Chairman Steven T. Clontz to Retire From InterDigital Board of Directors

Terry Clontz to Serve Through Remainder of Term, Will be Succeeded as Chairman by Doug Hutcheson in June 2015


WILMINGTON, Del., Sept. 17, 2014 (GLOBE NEWSWIRE) -- InterDigital, Inc. (Nasdaq:IDCC), a wireless research and development company, today announced that Steven T. (Terry) Clontz, Chairman of the Board, has informed the company of his intention to retire from the company's Board of Directors at the end of his term, which extends until the June 2015 Annual Meeting of Shareholders. He will be succeeded as Chairman by S. Douglas (Doug) Hutcheson at that time.

"In the over fifteen years that I have served as a director, InterDigital has been through tremendous, positive changes. Throughout that time, my colleagues on the board and I have worked to ensure that shareholder value is foremost in the company's planning, as it is today. I can unequivocally state that my decision comes at a time when InterDigital is in the strongest position in its history," said Mr. Clontz. "InterDigital continues to deliver leading-edge technologies, the licensing program is firmly established with continued prospects for growth, and the company is exploring new avenues for growth, which makes this an opportune time to bring in new leadership at the board level."

"Terry's contributions as a board member, and as Chairman since 2010, have been enormous. Over the course of Terry's tenure on the board, InterDigital's share price has multiplied almost tenfold, despite the volatility that is inherent in the mobile industry and the many changes during that period. His insight, expertise and guidance have delivered, and continue to deliver, great value to the company and its shareholders. The timing of his decision and the designation of Doug Hutcheson to succeed him as Chairman in June 2015 ensure an orderly transition and continued strong leadership," said William J. Merritt, President and CEO of InterDigital.

Mr. Clontz joined InterDigital's Board of Directors in April 1998 and was elected Chairman of the Board in January 2010. His 40-year career in global telecommunications includes a decade as President and Chief Executive Officer of StarHub, a Singapore-based telecommunications and media company. Mr. Hutcheson is CEO of Laser Inc. and former CEO of Leap Wireless and its operating subsidiary, Cricket Wireless, which were acquired by AT&T in March 2014. He joined InterDigital's Board of Directors in July 2014.

About InterDigital®

InterDigital develops technologies that are at the core of mobile devices, networks, and services worldwide. We solve many of the industry's most critical and complex technical challenges, inventing solutions for more efficient broadband networks and a richer multimedia experience years ahead of market deployment. InterDigital has licenses and strategic relationships with many of the world's leading wireless companies. Founded in 1972, InterDigital is listed on NASDAQ and is included in the S&P MidCap 400® index.

InterDigital is a registered trademark of InterDigital, Inc.

For more information, visit: www.interdigital.com.

Forward-Looking Statements

This press release contains forward-looking statements within the meaning of Section 21E of the Securities Exchange Act of 1934, as amended.
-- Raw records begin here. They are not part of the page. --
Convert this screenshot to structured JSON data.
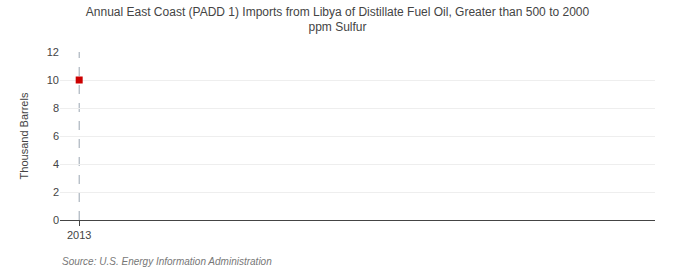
{
  "chart_data": {
    "type": "scatter",
    "title": "Annual East Coast (PADD 1) Imports from Libya of Distillate Fuel Oil, Greater than 500 to 2000\nppm Sulfur",
    "ylabel": "Thousand Barrels",
    "source": "Source: U.S. Energy Information Administration",
    "x": [
      2013
    ],
    "values": [
      10
    ],
    "color": "#cc0000",
    "marker": "square",
    "vline": 2013,
    "xlim": [
      2012.7,
      2022.0
    ],
    "xticks": [
      2013
    ],
    "ylim": [
      0,
      12
    ],
    "yticks": [
      0,
      2,
      4,
      6,
      8,
      10,
      12
    ],
    "grid": "y"
  }
}
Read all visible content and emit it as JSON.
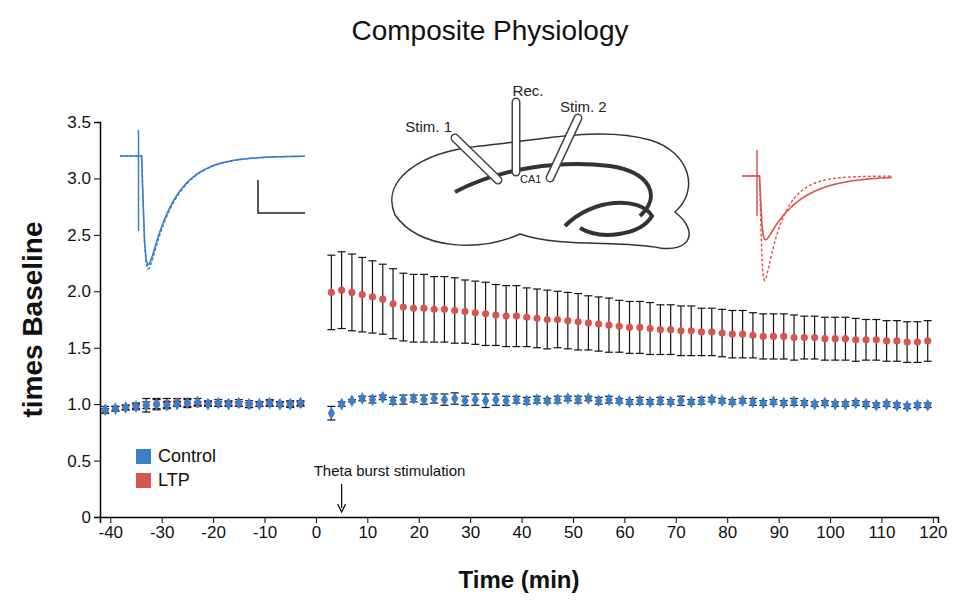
{
  "chart_data": {
    "type": "scatter",
    "title": "Composite Physiology",
    "x_label": "Time (min)",
    "y_label": "times Baseline",
    "xlim": [
      -42,
      121
    ],
    "ylim": [
      0,
      3.5
    ],
    "xticks": [
      -40,
      -30,
      -20,
      -10,
      0,
      10,
      20,
      30,
      40,
      50,
      60,
      70,
      80,
      90,
      100,
      110,
      120
    ],
    "yticks": [
      0,
      0.5,
      {
        "value": 1,
        "label": "1.0"
      },
      1.5,
      {
        "value": 2,
        "label": "2.0"
      },
      2.5,
      {
        "value": 3,
        "label": "3.0"
      },
      3.5
    ],
    "grid": false,
    "legend": "lower left",
    "annotations": [
      {
        "text": "Theta burst stimulation",
        "x": 5
      }
    ],
    "diagram_labels": [
      "Stim. 1",
      "Rec.",
      "Stim. 2",
      "CA1"
    ],
    "x": [
      -41,
      -39,
      -37,
      -35,
      -33,
      -31,
      -29,
      -27,
      -25,
      -23,
      -21,
      -19,
      -17,
      -15,
      -13,
      -11,
      -9,
      -7,
      -5,
      -3,
      3,
      5,
      7,
      9,
      11,
      13,
      15,
      17,
      19,
      21,
      23,
      25,
      27,
      29,
      31,
      33,
      35,
      37,
      39,
      41,
      43,
      45,
      47,
      49,
      51,
      53,
      55,
      57,
      59,
      61,
      63,
      65,
      67,
      69,
      71,
      73,
      75,
      77,
      79,
      81,
      83,
      85,
      87,
      89,
      91,
      93,
      95,
      97,
      99,
      101,
      103,
      105,
      107,
      109,
      111,
      113,
      115,
      117,
      119
    ],
    "series": [
      {
        "name": "Control",
        "color": "#3c7fc9",
        "marker": "diamond",
        "values": [
          0.95,
          0.96,
          0.97,
          0.98,
          0.99,
          1.0,
          0.99,
          1.0,
          1.01,
          1.02,
          1.0,
          1.01,
          1.0,
          1.01,
          1.0,
          1.0,
          1.01,
          1.0,
          1.0,
          1.01,
          0.92,
          1.0,
          1.03,
          1.05,
          1.04,
          1.06,
          1.03,
          1.04,
          1.05,
          1.04,
          1.05,
          1.04,
          1.05,
          1.03,
          1.04,
          1.03,
          1.04,
          1.03,
          1.04,
          1.03,
          1.04,
          1.03,
          1.04,
          1.05,
          1.04,
          1.05,
          1.03,
          1.04,
          1.03,
          1.02,
          1.03,
          1.02,
          1.03,
          1.02,
          1.03,
          1.02,
          1.03,
          1.04,
          1.03,
          1.02,
          1.03,
          1.02,
          1.01,
          1.02,
          1.01,
          1.02,
          1.01,
          1.0,
          1.01,
          1.0,
          1.0,
          1.01,
          1.0,
          0.99,
          1.0,
          0.99,
          0.98,
          0.99,
          0.99
        ],
        "errors": [
          0.03,
          0.02,
          0.02,
          0.02,
          0.06,
          0.05,
          0.03,
          0.02,
          0.04,
          0.03,
          0.02,
          0.03,
          0.02,
          0.03,
          0.03,
          0.02,
          0.03,
          0.02,
          0.03,
          0.02,
          0.06,
          0.02,
          0.01,
          0.02,
          0.03,
          0.02,
          0.03,
          0.04,
          0.03,
          0.04,
          0.04,
          0.05,
          0.05,
          0.04,
          0.05,
          0.06,
          0.05,
          0.04,
          0.03,
          0.03,
          0.03,
          0.02,
          0.03,
          0.02,
          0.03,
          0.02,
          0.03,
          0.03,
          0.02,
          0.02,
          0.03,
          0.02,
          0.03,
          0.02,
          0.04,
          0.02,
          0.03,
          0.02,
          0.02,
          0.02,
          0.02,
          0.03,
          0.02,
          0.02,
          0.02,
          0.03,
          0.02,
          0.02,
          0.02,
          0.02,
          0.02,
          0.02,
          0.02,
          0.02,
          0.02,
          0.02,
          0.02,
          0.02,
          0.02
        ]
      },
      {
        "name": "LTP",
        "color": "#d9534f",
        "marker": "circle",
        "values": [
          0.94,
          0.96,
          0.97,
          0.98,
          0.99,
          1.0,
          1.01,
          1.02,
          1.01,
          1.0,
          1.01,
          1.0,
          1.01,
          1.0,
          0.99,
          1.0,
          1.01,
          1.0,
          1.0,
          1.0,
          1.99,
          2.01,
          1.99,
          1.97,
          1.95,
          1.93,
          1.89,
          1.86,
          1.85,
          1.85,
          1.84,
          1.84,
          1.83,
          1.82,
          1.81,
          1.8,
          1.79,
          1.78,
          1.78,
          1.77,
          1.76,
          1.75,
          1.75,
          1.74,
          1.73,
          1.72,
          1.71,
          1.7,
          1.69,
          1.68,
          1.68,
          1.67,
          1.66,
          1.66,
          1.65,
          1.65,
          1.64,
          1.64,
          1.63,
          1.62,
          1.62,
          1.61,
          1.6,
          1.6,
          1.6,
          1.59,
          1.59,
          1.59,
          1.58,
          1.58,
          1.58,
          1.57,
          1.57,
          1.57,
          1.56,
          1.56,
          1.55,
          1.55,
          1.56
        ],
        "errors": [
          0.02,
          0.02,
          0.02,
          0.03,
          0.03,
          0.04,
          0.04,
          0.03,
          0.03,
          0.02,
          0.02,
          0.02,
          0.02,
          0.02,
          0.02,
          0.02,
          0.02,
          0.02,
          0.02,
          0.02,
          0.33,
          0.34,
          0.34,
          0.33,
          0.32,
          0.31,
          0.31,
          0.3,
          0.3,
          0.3,
          0.29,
          0.29,
          0.29,
          0.28,
          0.28,
          0.28,
          0.27,
          0.27,
          0.27,
          0.26,
          0.26,
          0.26,
          0.25,
          0.25,
          0.25,
          0.24,
          0.24,
          0.24,
          0.23,
          0.23,
          0.23,
          0.23,
          0.22,
          0.22,
          0.22,
          0.22,
          0.21,
          0.21,
          0.21,
          0.21,
          0.21,
          0.2,
          0.2,
          0.2,
          0.2,
          0.2,
          0.19,
          0.19,
          0.19,
          0.19,
          0.19,
          0.19,
          0.18,
          0.18,
          0.18,
          0.18,
          0.18,
          0.18,
          0.18
        ]
      }
    ]
  }
}
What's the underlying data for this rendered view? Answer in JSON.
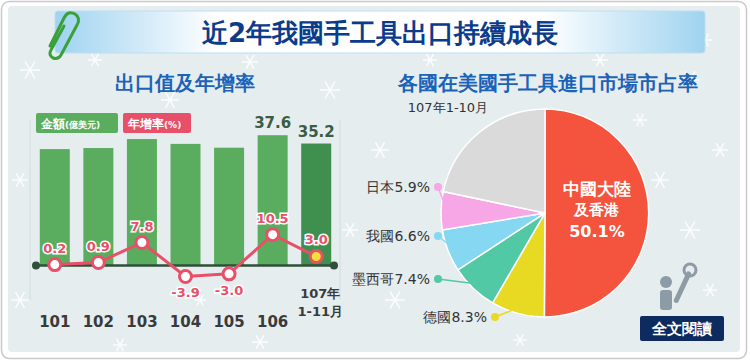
{
  "header": {
    "title": "近2年我國手工具出口持續成長"
  },
  "chart_data": [
    {
      "type": "bar",
      "title": "出口值及年增率",
      "categories": [
        "101",
        "102",
        "103",
        "104",
        "105",
        "106",
        "107年\n1-11月"
      ],
      "series": [
        {
          "name": "金額(億美元)",
          "type": "bar",
          "color": "#5aad5e",
          "colors": [
            "#5aad5e",
            "#5aad5e",
            "#5aad5e",
            "#5aad5e",
            "#5aad5e",
            "#5aad5e",
            "#3f8f4f"
          ],
          "values": [
            33.6,
            33.9,
            36.5,
            35.1,
            34.0,
            37.6,
            35.2
          ],
          "value_labels": [
            null,
            null,
            null,
            null,
            null,
            "37.6",
            "35.2"
          ]
        },
        {
          "name": "年增率(%)",
          "type": "line",
          "axis": "y2",
          "color": "#e8506a",
          "marker": "circle",
          "colors": [
            "#ffffff",
            "#ffffff",
            "#ffffff",
            "#ffffff",
            "#ffffff",
            "#ffffff",
            "#f5e03a"
          ],
          "values": [
            0.2,
            0.9,
            7.8,
            -3.9,
            -3.0,
            10.5,
            3.0
          ],
          "value_labels": [
            "0.2",
            "0.9",
            "7.8",
            "-3.9",
            "-3.0",
            "10.5",
            "3.0"
          ]
        }
      ],
      "ylim": [
        -10,
        42
      ],
      "y2lim": [
        -12,
        50
      ],
      "data_labels": true,
      "tick_labels": "x",
      "legend": "top-left"
    },
    {
      "type": "pie",
      "title": "各國在美國手工具進口市場市占率",
      "subtitle": "107年1-10月",
      "categories": [
        "中國大陸\n及香港",
        "德國",
        "墨西哥",
        "我國",
        "日本",
        null
      ],
      "values": [
        50.1,
        8.3,
        7.4,
        6.6,
        5.9,
        21.7
      ],
      "value_labels": [
        "50.1%",
        "8.3%",
        "7.4%",
        "6.6%",
        "5.9%",
        null
      ],
      "colors": [
        "#f4533d",
        "#e8d923",
        "#52c9a5",
        "#86d8f2",
        "#f7a6e6",
        "#dadada"
      ],
      "data_labels": true
    }
  ],
  "button": {
    "label": "全文閱讀"
  }
}
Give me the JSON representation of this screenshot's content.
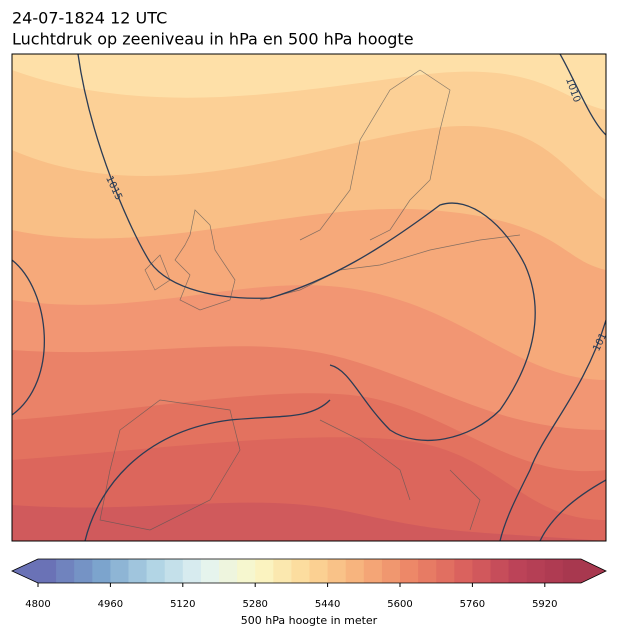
{
  "title": "24-07-1824 12 UTC",
  "subtitle": "Luchtdruk op zeeniveau in hPa en 500 hPa hoogte",
  "map": {
    "contour_labels": [
      "1010",
      "1015",
      "101"
    ]
  },
  "colorbar": {
    "label": "500 hPa hoogte in meter",
    "lim": [
      4800,
      6000
    ],
    "step": 40,
    "ticks": [
      4800,
      4960,
      5120,
      5280,
      5440,
      5600,
      5760,
      5920
    ],
    "colormap": [
      "#6a72b6",
      "#7aa2cc",
      "#aed3e4",
      "#e4f3f2",
      "#fbf8c6",
      "#fcd797",
      "#f6ae7a",
      "#ec8466",
      "#d9605d",
      "#bb4258",
      "#a8384f"
    ]
  }
}
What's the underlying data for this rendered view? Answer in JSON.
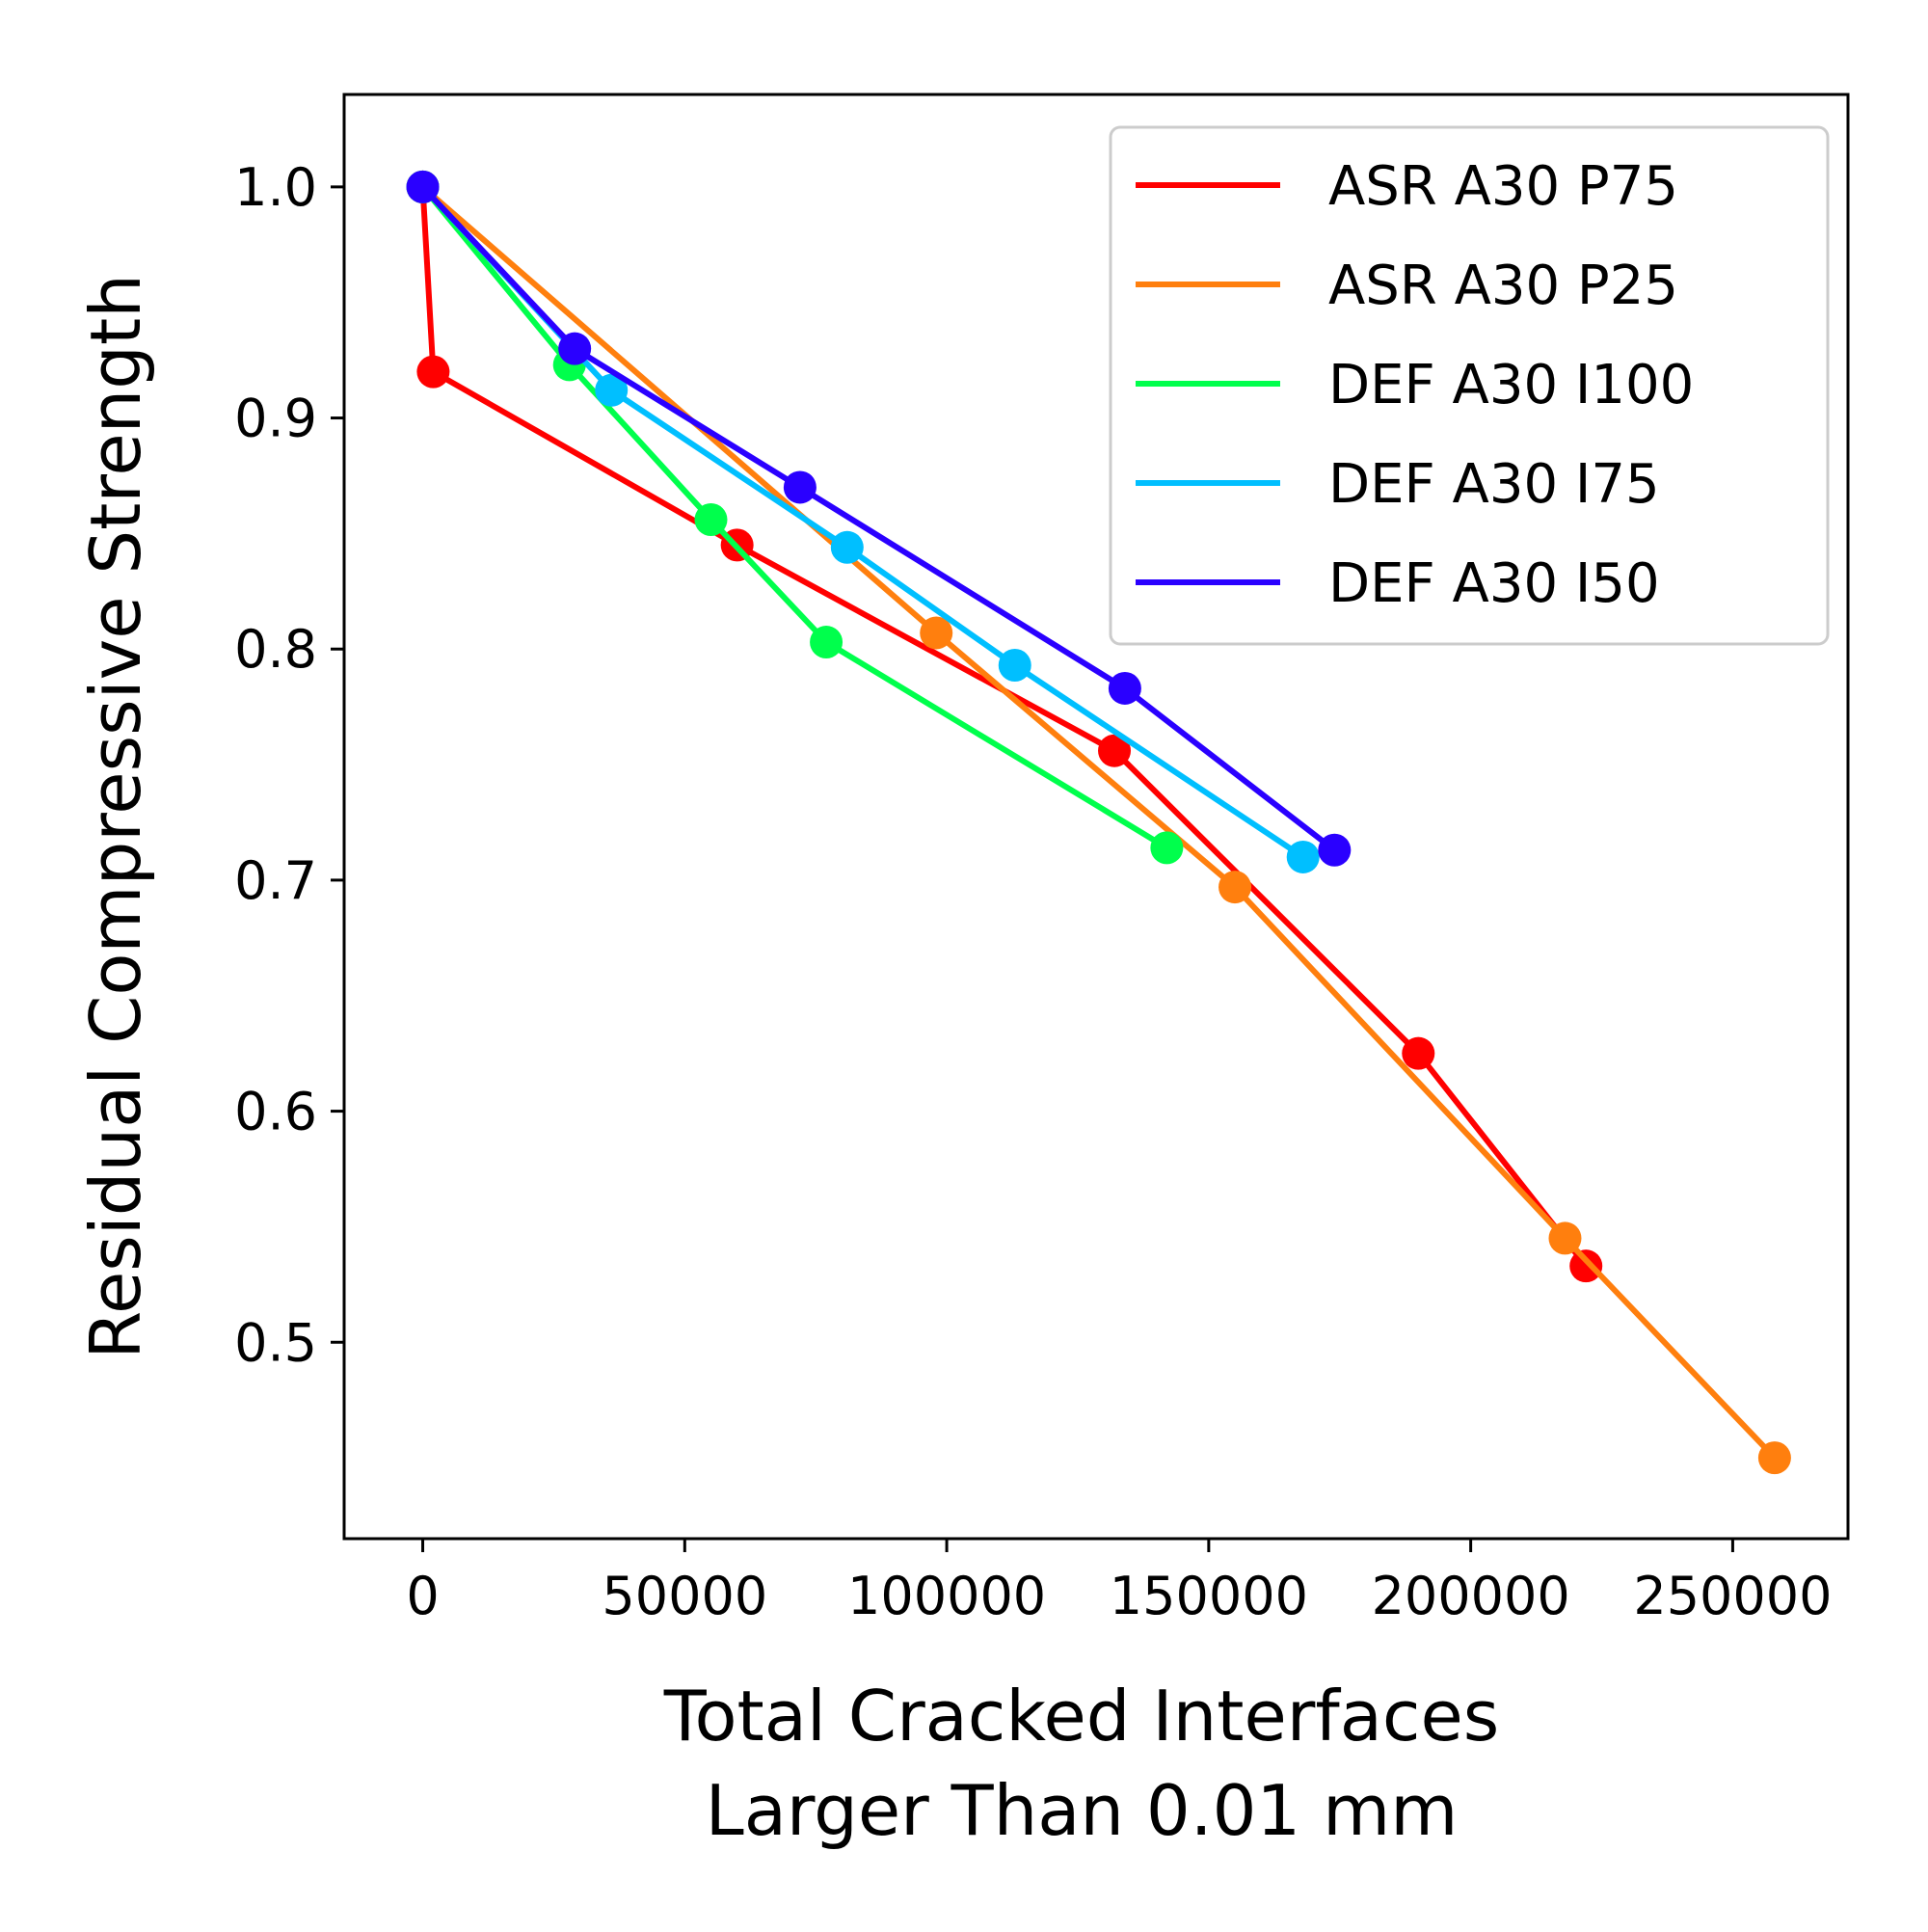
{
  "chart_data": {
    "type": "line",
    "xlabel": "Total Cracked Interfaces\nLarger Than 0.01 mm",
    "ylabel": "Residual Compressive Strength",
    "xlim": [
      -15000,
      272000
    ],
    "ylim": [
      0.415,
      1.04
    ],
    "xticks": [
      0,
      50000,
      100000,
      150000,
      200000,
      250000
    ],
    "yticks": [
      0.5,
      0.6,
      0.7,
      0.8,
      0.9,
      1.0
    ],
    "xtick_labels": [
      "0",
      "50000",
      "100000",
      "150000",
      "200000",
      "250000"
    ],
    "ytick_labels": [
      "0.5",
      "0.6",
      "0.7",
      "0.8",
      "0.9",
      "1.0"
    ],
    "grid": false,
    "legend_position": "top-right",
    "series": [
      {
        "name": "ASR A30 P75",
        "color": "#ff0000",
        "points": [
          [
            0,
            1.0
          ],
          [
            2000,
            0.92
          ],
          [
            60000,
            0.845
          ],
          [
            132000,
            0.756
          ],
          [
            190000,
            0.625
          ],
          [
            222000,
            0.533
          ]
        ]
      },
      {
        "name": "ASR A30 P25",
        "color": "#ff7f0e",
        "points": [
          [
            0,
            1.0
          ],
          [
            98000,
            0.807
          ],
          [
            155000,
            0.697
          ],
          [
            218000,
            0.545
          ],
          [
            258000,
            0.45
          ]
        ]
      },
      {
        "name": "DEF A30 I100",
        "color": "#00ff4c",
        "points": [
          [
            0,
            1.0
          ],
          [
            28000,
            0.923
          ],
          [
            55000,
            0.856
          ],
          [
            77000,
            0.803
          ],
          [
            142000,
            0.714
          ]
        ]
      },
      {
        "name": "DEF A30 I75",
        "color": "#00bfff",
        "points": [
          [
            0,
            1.0
          ],
          [
            36000,
            0.912
          ],
          [
            81000,
            0.844
          ],
          [
            113000,
            0.793
          ],
          [
            168000,
            0.71
          ]
        ]
      },
      {
        "name": "DEF A30 I50",
        "color": "#2a00ff",
        "points": [
          [
            0,
            1.0
          ],
          [
            29000,
            0.93
          ],
          [
            72000,
            0.87
          ],
          [
            134000,
            0.783
          ],
          [
            174000,
            0.713
          ]
        ]
      }
    ]
  }
}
Such statements include information regarding our current expectations with respect to, among other things, the company's prospects and opportunities for growth. Words such as "expects," "projects," "prospects," and variations of such words or similar expressions are intended to identify such forward-looking statements.

Forward-looking statements are subject to risks and uncertainties. Actual outcomes could differ materially from those expressed in or anticipated by such forward-looking statements due to a variety of factors, including, but not limited to: (i) our ability to enter into additional patent license agreements on expected terms, if at all; (ii) our ability to successfully identify and launch new commercial businesses, including spin‐out entities; (iii) our ability to enter into partnerships, strategic relationships or complementary investment opportunities on acceptable terms; (iv) the resolution of current legal proceedings, including any awards or judgments relating to such proceedings, additional legal proceedings, changes in the schedules or costs associated with legal proceedings or adverse rulings in such legal proceedings; and (v) changes in the company's strategy going forward. We undertake no duty to update publicly any forward-looking statement, whether as a result of new information, future events or otherwise, except as may be required by applicable law, regulation or other competent legal authority.